Golfers May Benefit From New Putting Green Grass
GAINESVILLE—A velvety, short-growing turfgrass specimen collected on a municipal golf course in Hawaii and developed at a University of Florida laboratory may bring hole-in-one success to the nation’s golf courses.
The Bermuda grass, named FloraDwarf for its height, is the first variety of turfgrass from UF’s Institute of Food and Agricultural Sciences to receive a patent. Used primarily for putting greens, FloraDwarf shows so much promise that one professional golfer joined forces with UF scientists to grow it on his sod farm and plant it on a golf course he helped design.
“I think it’s going to have great impact,” said professional golfer Jerry Pate of Pensacola. “I think it’s going to be a grass like no other grass we have seen for Bermuda grass putting greens.”
UF/IFAS turfgrass Professor Al Dudeck developed FloraDwarf. He was on sabbatical in Hawaii in 1988 when he saw it growing in a small patch on a municipal golf course on the island of Kauai. He thought the grass was unusual and brought it back to his Gainesville laboratory. It was approved for release by UF/IFAS in 1995, after several years of research.
“Its growth habit was so unique, it was patented,” said Dudeck, of UF/IFAS’ environmental horticulture department.
Several qualities make FloraDwarf different from other grasses currently used on putting greens, Dudeck said. It grows shorter than other varieties on the market, hence it’s name, and because of its height, helps the ball roll faster.
“This grass is very tight without a lot of grain,” Pate said. “It’s more dense, so you have more cushion for the ball and speed.”
Turfgrass height is important to putting surfaces. But cutting some varieties of Bermuda grass at an eighth of an inch puts the grass under tremendous stress, Pate said.
“When you put it under that stress, every problem of turfgrass maintenance on a golf course comes into play,” Pate said, including fungi, adding nitrogen and more water, which creates algae, and more vertical mowing.
With FloraDwarf, “course maintenance should be much simpler,” Pate said. “In my opinion, it should produce a much greater quality of putting surface.”
Pate had so much confidence in FloraDwarf that in early summer, he planted one acre at his sod business, Wausau Farms, located in Wausau, a small town south of Chipley in the Florida Panhandle. From that planting, he harvested the grass sprigs and handplanted them on 18 greens at the Lost Key Plantation golf course at Perdido Key near Pensacola.
“We convinced the owners that we wanted to put this grass on the golf course and once they saw it, mowed at putting green height, they were convinced it was going to be the wave of the future,” Pate said.
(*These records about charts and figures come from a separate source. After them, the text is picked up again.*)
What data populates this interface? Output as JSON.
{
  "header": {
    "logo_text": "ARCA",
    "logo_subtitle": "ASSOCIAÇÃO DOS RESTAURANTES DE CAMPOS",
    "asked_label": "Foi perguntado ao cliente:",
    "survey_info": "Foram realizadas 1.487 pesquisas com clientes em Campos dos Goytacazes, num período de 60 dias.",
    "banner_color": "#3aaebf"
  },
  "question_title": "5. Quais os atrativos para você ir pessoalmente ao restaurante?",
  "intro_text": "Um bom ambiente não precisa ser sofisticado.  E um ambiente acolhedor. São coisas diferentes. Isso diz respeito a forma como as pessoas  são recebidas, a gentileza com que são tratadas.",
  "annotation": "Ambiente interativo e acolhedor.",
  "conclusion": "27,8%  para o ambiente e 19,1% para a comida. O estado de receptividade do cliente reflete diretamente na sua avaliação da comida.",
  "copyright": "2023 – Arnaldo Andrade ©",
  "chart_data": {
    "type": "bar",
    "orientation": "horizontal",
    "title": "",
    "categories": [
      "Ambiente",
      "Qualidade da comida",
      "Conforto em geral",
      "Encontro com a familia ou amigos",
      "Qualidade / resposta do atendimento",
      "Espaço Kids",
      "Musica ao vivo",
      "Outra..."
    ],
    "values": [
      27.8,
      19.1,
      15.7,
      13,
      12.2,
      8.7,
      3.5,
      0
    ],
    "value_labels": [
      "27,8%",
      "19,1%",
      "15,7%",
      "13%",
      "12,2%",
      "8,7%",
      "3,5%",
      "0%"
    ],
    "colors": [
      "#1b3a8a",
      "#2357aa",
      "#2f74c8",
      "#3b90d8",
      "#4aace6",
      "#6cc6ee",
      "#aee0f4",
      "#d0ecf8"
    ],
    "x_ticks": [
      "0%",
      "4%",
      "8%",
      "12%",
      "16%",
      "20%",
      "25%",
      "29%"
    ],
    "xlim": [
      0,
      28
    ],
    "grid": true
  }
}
UF/IFAS scientists are now focused on producing enough FloraDwarf to supply Florida golf courses and others around the nation. With more than 1,400 courses in the Sunshine State alone, the turf could be in high demand. Turfgrass is already big business in Florida where the value added to the state’s economy by all sectors of the turfgrass industry totaled $7.3 billion in 1991- 1992, said Terril Nell, chairman of UF/IFAS’ environmental horticulture department.
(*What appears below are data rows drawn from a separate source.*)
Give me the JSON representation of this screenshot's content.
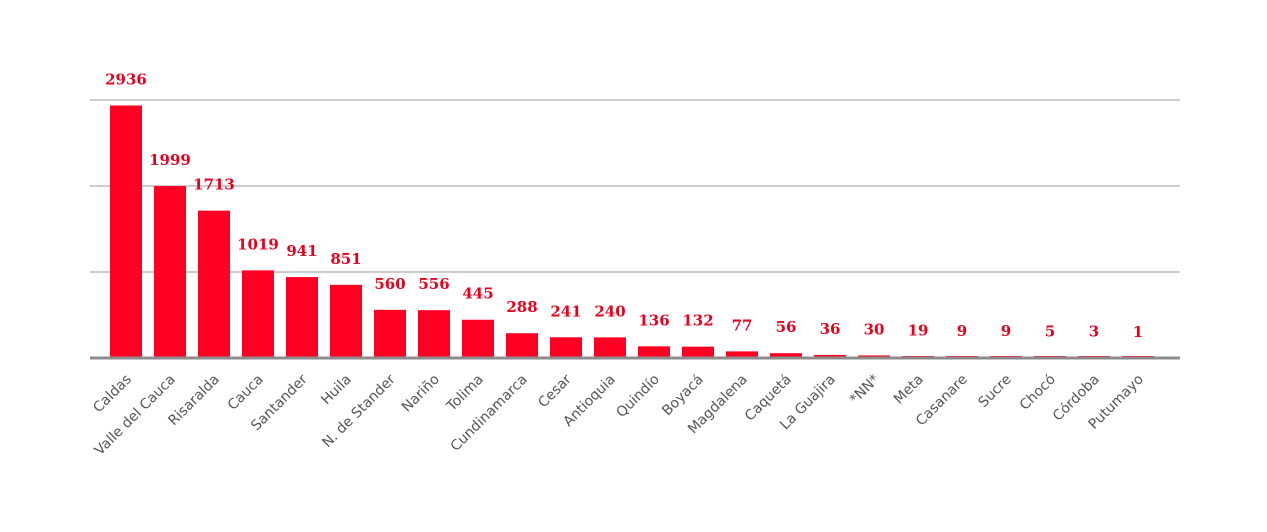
{
  "chart_data": {
    "type": "bar",
    "categories": [
      "Caldas",
      "Valle del Cauca",
      "Risaralda",
      "Cauca",
      "Santander",
      "Huila",
      "N. de Stander",
      "Nariño",
      "Tolima",
      "Cundinamarca",
      "Cesar",
      "Antioquia",
      "Quindío",
      "Boyacá",
      "Magdalena",
      "Caquetá",
      "La Guajira",
      "*NN*",
      "Meta",
      "Casanare",
      "Sucre",
      "Chocó",
      "Córdoba",
      "Putumayo"
    ],
    "values": [
      2936,
      1999,
      1713,
      1019,
      941,
      851,
      560,
      556,
      445,
      288,
      241,
      240,
      136,
      132,
      77,
      56,
      36,
      30,
      19,
      9,
      9,
      5,
      3,
      1
    ],
    "data_labels": [
      "2936",
      "1999",
      "1713",
      "1019",
      "941",
      "851",
      "560",
      "556",
      "445",
      "288",
      "241",
      "240",
      "136",
      "132",
      "77",
      "56",
      "36",
      "30",
      "19",
      "9",
      "9",
      "5",
      "3",
      "1"
    ],
    "title": "",
    "xlabel": "",
    "ylabel": "",
    "ylim": [
      0,
      3000
    ],
    "gridlines": [
      1000,
      2000,
      3000
    ],
    "grid": true,
    "legend": "none",
    "bar_color": "#ff0022",
    "label_color": "#e8001c"
  }
}
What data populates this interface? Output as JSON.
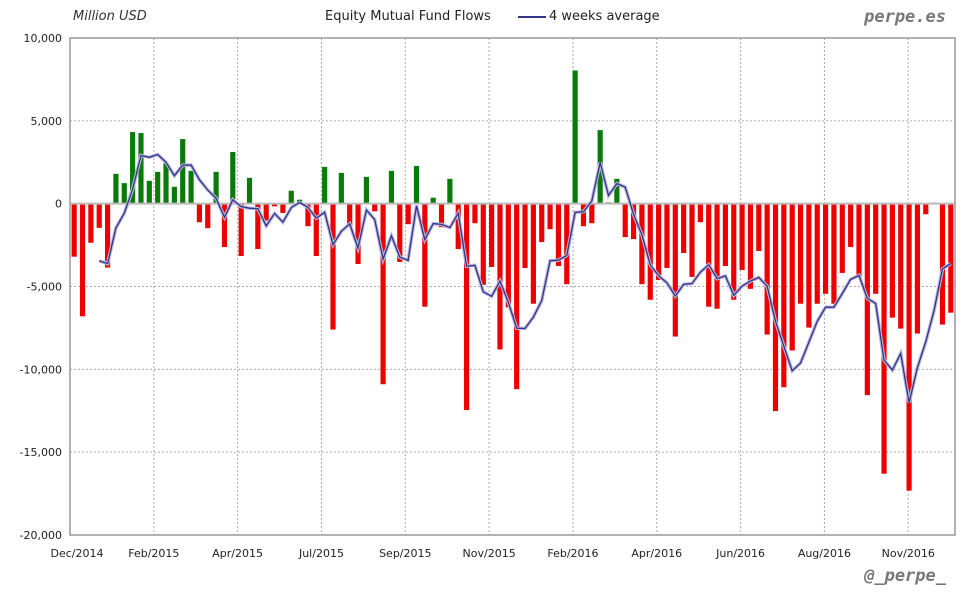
{
  "chart_data": {
    "type": "bar",
    "title": "Equity Mutual Fund Flows",
    "ylabel": "Million USD",
    "xlabel": "",
    "ylim": [
      -20000,
      10000
    ],
    "yticks": [
      10000,
      5000,
      0,
      -5000,
      -10000,
      -15000,
      -20000
    ],
    "ytick_labels": [
      "10,000",
      "5,000",
      "0",
      "-5,000",
      "-10,000",
      "-15,000",
      "-20,000"
    ],
    "xtick_labels": [
      "Dec/2014",
      "Feb/2015",
      "Apr/2015",
      "Jul/2015",
      "Sep/2015",
      "Nov/2015",
      "Feb/2016",
      "Apr/2016",
      "Jun/2016",
      "Aug/2016",
      "Nov/2016"
    ],
    "grid": true,
    "positive_color": "#0a7a0a",
    "negative_color": "#ee0000",
    "series": [
      {
        "name": "",
        "type": "bar",
        "values": [
          -3200,
          -6800,
          -2360,
          -1460,
          -3860,
          1800,
          1240,
          4320,
          4260,
          1380,
          1920,
          2440,
          1020,
          3900,
          1980,
          -1120,
          -1480,
          1920,
          -2620,
          3120,
          -3160,
          1560,
          -2740,
          -1020,
          -160,
          -560,
          780,
          240,
          -1360,
          -3160,
          2220,
          -7600,
          1860,
          -1360,
          -3640,
          1620,
          -460,
          -10900,
          1980,
          -3520,
          -1240,
          2280,
          -6220,
          360,
          -1420,
          1500,
          -2740,
          -12460,
          -1180,
          -4900,
          -3820,
          -8800,
          -6260,
          -11200,
          -3880,
          -6040,
          -2320,
          -1540,
          -3760,
          -4860,
          8040,
          -1360,
          -1180,
          4440,
          80,
          1500,
          -2020,
          -2140,
          -4860,
          -5800,
          -4600,
          -3880,
          -8020,
          -2980,
          -4420,
          -1120,
          -6220,
          -6340,
          -3760,
          -5800,
          -4000,
          -5140,
          -2860,
          -7900,
          -12520,
          -11080,
          -8860,
          -6040,
          -7480,
          -6040,
          -5440,
          -6040,
          -4180,
          -2620,
          -4480,
          -11560,
          -5440,
          -16300,
          -6880,
          -7540,
          -17320,
          -7840,
          -640,
          60,
          -7300,
          -6580
        ]
      },
      {
        "name": "4 weeks average",
        "type": "line",
        "window": 4,
        "color": "#333388"
      }
    ]
  },
  "header": {
    "brand": "perpe.es"
  },
  "footer": {
    "handle": "@_perpe_"
  }
}
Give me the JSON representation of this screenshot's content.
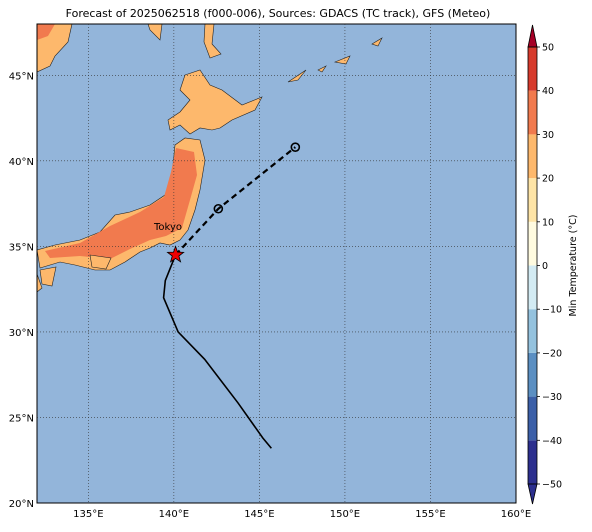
{
  "title": "Forecast of 2025062518 (f000-006), Sources: GDACS (TC track), GFS (Meteo)",
  "axes": {
    "xlim": [
      132,
      160
    ],
    "ylim": [
      20,
      48
    ],
    "xticks": [
      {
        "value": 135,
        "label": "135°E"
      },
      {
        "value": 140,
        "label": "140°E"
      },
      {
        "value": 145,
        "label": "145°E"
      },
      {
        "value": 150,
        "label": "150°E"
      },
      {
        "value": 155,
        "label": "155°E"
      },
      {
        "value": 160,
        "label": "160°E"
      }
    ],
    "yticks": [
      {
        "value": 20,
        "label": "20°N"
      },
      {
        "value": 25,
        "label": "25°N"
      },
      {
        "value": 30,
        "label": "30°N"
      },
      {
        "value": 35,
        "label": "35°N"
      },
      {
        "value": 40,
        "label": "40°N"
      },
      {
        "value": 45,
        "label": "45°N"
      }
    ],
    "grid": true
  },
  "track": {
    "past": {
      "color": "#000000",
      "lon": [
        145.7,
        145.2,
        143.75,
        141.8,
        140.25,
        139.4,
        139.5,
        140.1
      ],
      "lat": [
        23.2,
        23.8,
        25.85,
        28.4,
        30.0,
        32.0,
        33.0,
        34.5
      ]
    },
    "forecast": {
      "color": "#000000",
      "lon": [
        140.1,
        142.6,
        147.1
      ],
      "lat": [
        34.5,
        37.2,
        40.8
      ]
    }
  },
  "city": {
    "name": "Tokyo"
  },
  "colorbar": {
    "label": "Min Temperature (°C)",
    "ticks": [
      {
        "value": -50,
        "label": "−50"
      },
      {
        "value": -40,
        "label": "−40"
      },
      {
        "value": -30,
        "label": "−30"
      },
      {
        "value": -20,
        "label": "−20"
      },
      {
        "value": -10,
        "label": "−10"
      },
      0,
      10,
      20,
      30,
      40,
      50
    ],
    "colors": [
      "#2c2f8e",
      "#3b5fa8",
      "#5b8fc2",
      "#94c2de",
      "#d3ebf3",
      "#fffbe0",
      "#fee4a6",
      "#fdb86c",
      "#f17a4e",
      "#d63a2c",
      "#a50026"
    ]
  }
}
However, because the grass is sterile and doesn’t produce seed, Dudeck said it must be propagated vegetatively, which means grown as sprigs or sod, in order to produce enough grass to meet the nation’s demand. The grass is fast growing with the potential to produce a new crop in three to four months. ” A little material goes a long way,” Dudeck said. “We’ve found that a planting rate of one to 40, where one acre of shredded FloraDwarf will provide enough sprigs to plant 40 acres, is adequate.”
Scientists hope to ensure that consumers who buy the grass get authentic material. Along with Pate, two other Florida sod growers have permission to grow FloraDwarf: Dave Barnes at Greg Norman Turf in Avon Park, and Homer Greene at South Florida Grassing in Hobe Sound.
Grasses grown on these farms are certified as authentic and true to type and are available to consumers through an agreement with the Florida Turfgrass Association and the Southern Seed Certification Association, a cooperative venture between UF, Auburn University and the Florida Foundation Seed Producers Inc. of Greenwood.
Some additional turfgrass has also been sent from UF to sod growers in Texas. As FloraDwarf makes its way to more growers across the country, Pate says he’s pleased to join forces with UF and to be allowed to get involved from the beginning.
“I’m just lucky to be a recipient of this grass and to be able to provide it to people who want good quality putting greens,” Pate said. “Something I’ve always enjoyed is the agronomic end of the golf industry. The turf program at UF has a great history.”